Posted by NASA_ISS_Tiger
Huntsville, Al via Sulphur, LA
Member since Sep 2005
7983 posts
Posted on 3/3/22 at 7:32 am to
quote:

I have no children. About to hit 40 and don’t want children. I decided a few years ago I don’t want kids because I fear they would have illness like I battled on and off the time I was 18-30. It was harder on mother and family than it was for me. I can’t imagine having a child that sick, multiple surgeries and spending probably half of a 9 year span in hospitals.


Again like someone else said, I'm not telling you you're right or wrong here...but here's my story. I'm 49 and was career oriented always worried about having enough money to raise a kid. So we delayed all those years. Finally started looking into starting a family only to find out my wife can't conceive. Gut punch. Started looking into adoption. Contacted a few agencies and decided legalized child trafficking wasn't for us ($40k-$50k was too much). International adoption was out too for various reasons. Decided we'd go thru the state. It's not perfect...but now I'm 49 with a 13 year old baseball playing son...and I love being a travel ball dad. Another benefit of adoption: You don't have to worry about those genetic diseases.
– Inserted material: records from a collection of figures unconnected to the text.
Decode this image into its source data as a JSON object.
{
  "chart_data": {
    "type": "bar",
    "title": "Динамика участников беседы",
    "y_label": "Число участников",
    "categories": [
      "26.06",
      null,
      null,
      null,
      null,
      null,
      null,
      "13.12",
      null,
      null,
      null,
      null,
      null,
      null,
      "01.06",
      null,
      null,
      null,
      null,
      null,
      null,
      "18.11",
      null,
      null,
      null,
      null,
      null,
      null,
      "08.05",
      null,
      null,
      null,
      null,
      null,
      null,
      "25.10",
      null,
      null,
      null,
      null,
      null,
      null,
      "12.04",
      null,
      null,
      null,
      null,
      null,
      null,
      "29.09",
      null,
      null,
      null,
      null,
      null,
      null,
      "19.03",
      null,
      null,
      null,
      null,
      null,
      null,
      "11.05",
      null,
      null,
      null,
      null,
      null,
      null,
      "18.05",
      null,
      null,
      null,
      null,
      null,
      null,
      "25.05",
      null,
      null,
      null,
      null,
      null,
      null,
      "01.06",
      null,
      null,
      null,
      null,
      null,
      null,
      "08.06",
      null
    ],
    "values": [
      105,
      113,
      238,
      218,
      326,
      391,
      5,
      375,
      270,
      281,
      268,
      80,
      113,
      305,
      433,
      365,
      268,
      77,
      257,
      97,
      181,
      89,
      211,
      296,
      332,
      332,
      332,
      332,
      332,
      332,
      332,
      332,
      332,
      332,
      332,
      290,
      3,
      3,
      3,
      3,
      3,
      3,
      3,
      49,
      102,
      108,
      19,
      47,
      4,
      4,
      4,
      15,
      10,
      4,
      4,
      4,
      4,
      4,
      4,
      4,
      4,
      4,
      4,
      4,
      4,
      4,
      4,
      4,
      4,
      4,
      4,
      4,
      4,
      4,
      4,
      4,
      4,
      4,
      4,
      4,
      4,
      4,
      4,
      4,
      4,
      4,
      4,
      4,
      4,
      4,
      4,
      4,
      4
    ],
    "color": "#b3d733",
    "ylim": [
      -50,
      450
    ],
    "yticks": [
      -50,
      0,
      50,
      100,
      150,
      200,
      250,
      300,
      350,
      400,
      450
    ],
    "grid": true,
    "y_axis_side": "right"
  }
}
I lost my 17 yr old chocolate lab back in September. On New Years our 11 yr old chocolate mix went into hepatic shock. I put that 80 pound dog between us in the bed so I could keep an eye on her...took her to the vet and found out her liver is 1/4 the size it should be due to cirrhosis. We got her as a rescue and she was jaundiced so we had an idea she'd had liver problems before. $150 worth of meds a month and $500 worth of vet bills and she's still with us (Thank you God). My 13 yr old loves that dog.

Also, dogs are not just pets..especially that long...they are family.
Posted by oleyeller
Vols, Bitch
Member since Oct 2012
32021 posts
Posted on 3/3/22 at 8:28 am to
quote:

After speaking with my mom, brothers, sister in laws, praying over the last couple weeks and reading your post, I’m going to ask her to marry me.


Woah man, chills. This is awesome dont be afraid to live life man.
Posted by Redfish2010
Member since Jul 2007
15169 posts
Posted on 3/3/22 at 9:06 am to
Man that’s tough. I’ll send a prayer your way
Posted by lsuson
Metairie
Member since Oct 2013
12204 posts
Posted on 3/3/22 at 9:08 am to
Sorry man. Prayers for you and your family.
Posted by AlxTgr
Kyre Banorg
Member since Oct 2003
81655 posts
Posted on 3/3/22 at 9:16 am to
quote:

wife passed from cancer


quote:

I’m going to ask her to marry me.


We are one the same path. Unfortunately for me, I will never know what it's like to have a daughter. I wish she and I could go back in time.

Posted by kywildcatfanone
Wildcat Country!
Member since Oct 2012
119238 posts
Posted on 3/3/22 at 11:46 am to
Dogs are family members to me. The most loyal in fact. Sorry for your loss.
Posted by mjp504
Member since Sep 2012
27 posts
Posted on 3/3/22 at 11:54 am to
So sorry for your loss. We had to let ours go earlier this year - 9 year old black female. She had a clean bill of health from her checkup but had a little bit of a cough. Treated her for kennel cough but when that didn’t improve they did X-rays that revealed she had extremely aggressive heart and lung cancer. Got that news on Friday and by Sunday she was in really bad shape. My wife and I were devastated. I can tell you though, it does get better. Over time, while you still constantly think of your pup, the sadness slowly is replaced by warmer, happier thoughts about him. I pray that you find that peace soon.